Социально-экономическая база сталинизма

Нелегко разобраться в перипетиях идейно-политической борьбы тех лет. Для этого надо ответить на несколько чрезвычайно острых вопросов: возможно ли было реализовать принятую модель индустриального развития страны; возможна ли была индустриализация без коллективизации сельского хозяйства в тех формах, в которых она прошла в России? На эти вопросы можно ответить только на базе конкретно-исторического подхода, не затрагивая в данном контексте вопроса о верности или неверности самого социалистического эксперимента. Будем исходить из факта совершившейся революции.

Объяснять последовавшие после смерти В.И. Ленина деформации линии нэпа лишь личными качествами тех или иных лидеров — это сильное упрощение. Политико-экономический подход к проблеме приводит к поиску более существенных причин, прежде всего к анализу социально-классовой структуры общества первых послереволюционных лет. Мы не без опасений предлагаем свою версию: главной причиной деформации и даже грубых антигуманных извращений является крестьянский характер населения страны, в которой осуществлялась большевистская власть.

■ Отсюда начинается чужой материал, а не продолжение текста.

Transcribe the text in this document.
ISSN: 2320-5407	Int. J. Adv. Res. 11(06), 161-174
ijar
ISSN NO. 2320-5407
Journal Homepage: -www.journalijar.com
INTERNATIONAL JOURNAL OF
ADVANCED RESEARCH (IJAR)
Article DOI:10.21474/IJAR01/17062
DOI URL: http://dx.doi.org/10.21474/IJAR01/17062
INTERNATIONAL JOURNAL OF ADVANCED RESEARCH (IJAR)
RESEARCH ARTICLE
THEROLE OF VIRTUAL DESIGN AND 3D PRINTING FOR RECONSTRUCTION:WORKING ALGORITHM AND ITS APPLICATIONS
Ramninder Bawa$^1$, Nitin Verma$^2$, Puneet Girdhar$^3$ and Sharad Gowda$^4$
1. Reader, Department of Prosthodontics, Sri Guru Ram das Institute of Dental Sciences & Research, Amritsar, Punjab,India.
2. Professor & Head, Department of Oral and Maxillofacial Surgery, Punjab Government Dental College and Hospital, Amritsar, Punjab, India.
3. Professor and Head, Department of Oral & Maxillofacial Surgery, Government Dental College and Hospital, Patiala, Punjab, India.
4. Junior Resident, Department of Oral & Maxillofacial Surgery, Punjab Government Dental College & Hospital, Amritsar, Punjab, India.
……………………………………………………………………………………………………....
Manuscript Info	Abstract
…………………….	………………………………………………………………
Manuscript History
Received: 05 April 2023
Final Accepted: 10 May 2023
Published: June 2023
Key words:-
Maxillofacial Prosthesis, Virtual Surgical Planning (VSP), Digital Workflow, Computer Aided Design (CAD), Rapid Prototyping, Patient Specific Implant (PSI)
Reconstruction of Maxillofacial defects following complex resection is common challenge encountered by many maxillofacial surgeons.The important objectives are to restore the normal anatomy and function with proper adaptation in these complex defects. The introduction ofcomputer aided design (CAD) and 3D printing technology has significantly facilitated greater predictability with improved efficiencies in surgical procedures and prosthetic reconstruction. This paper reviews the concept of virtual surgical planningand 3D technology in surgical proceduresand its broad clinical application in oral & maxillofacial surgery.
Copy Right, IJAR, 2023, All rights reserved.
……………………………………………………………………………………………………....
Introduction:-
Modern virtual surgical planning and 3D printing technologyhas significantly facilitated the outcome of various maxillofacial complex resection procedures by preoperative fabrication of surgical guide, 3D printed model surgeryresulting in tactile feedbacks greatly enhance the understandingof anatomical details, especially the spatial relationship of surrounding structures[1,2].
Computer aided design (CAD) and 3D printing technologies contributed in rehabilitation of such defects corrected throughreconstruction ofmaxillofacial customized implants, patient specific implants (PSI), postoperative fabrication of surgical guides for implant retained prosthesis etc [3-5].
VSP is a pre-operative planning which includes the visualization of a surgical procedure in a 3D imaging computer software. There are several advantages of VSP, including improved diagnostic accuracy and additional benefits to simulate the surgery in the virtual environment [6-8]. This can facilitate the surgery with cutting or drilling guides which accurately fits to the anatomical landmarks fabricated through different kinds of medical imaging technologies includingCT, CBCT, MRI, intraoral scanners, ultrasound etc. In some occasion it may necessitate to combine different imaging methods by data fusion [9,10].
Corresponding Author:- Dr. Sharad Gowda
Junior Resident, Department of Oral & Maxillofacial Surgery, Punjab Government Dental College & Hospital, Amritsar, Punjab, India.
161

Расставим акценты: мы не будем «обвинять» крестьянство в деформациях и не склонны морализировать по поводу крестьянского или пролетарского сознания. Речь идет лишь об объективных различиях в социально-экономическом положении рабочих и крестьян. При этом надо учитывать следующее: если правящий класс составляет 10% населения, а крестьянство — почти 80%, то естественно предположить, что крестьянский фон может сопровождаться и своеобразным крестьянским давлением на выработку экономической политики государства. Тем более что российский пролетариат к тому времени еще отнюдь не оторвался от своего деревенского корня.

Крестьянство никогда не было однородной массой. Классовое расслоение деревни накануне периода индустриализации было таково: более трети деревенского населения — это бедняки, ведущие, так сказать, отрицательно воспроизводящееся хозяйство, и сельские пролетарии-батраки, вовсе безземельные. Эти люди весьма восприимчивы к идее всеобщего благосостояния и готовы достичь его ценой недолгой, но решительной борьбы, ценой мгновенного напряжения сил, политической атаки на богачей, к которым они приписывают и просто «справных» середняков. Взять у богатых, экспроприировать собственников крупных капиталов и установить царство уравнительного счастья, в котором никому не позволено выделяться из общей, хотя и серой, но сытой массы. Такой бедняк, разоряющийся или уже разорившийся под ударами рынка, враждебного ему, пойдет за Троцким. Ему понятны леворадикальные идеи красногвардейской атаки на капитал и национализации. Он склонен к левому экстремизму, он и есть социальная база троцкизма, а троцкизм есть его идеология и практика.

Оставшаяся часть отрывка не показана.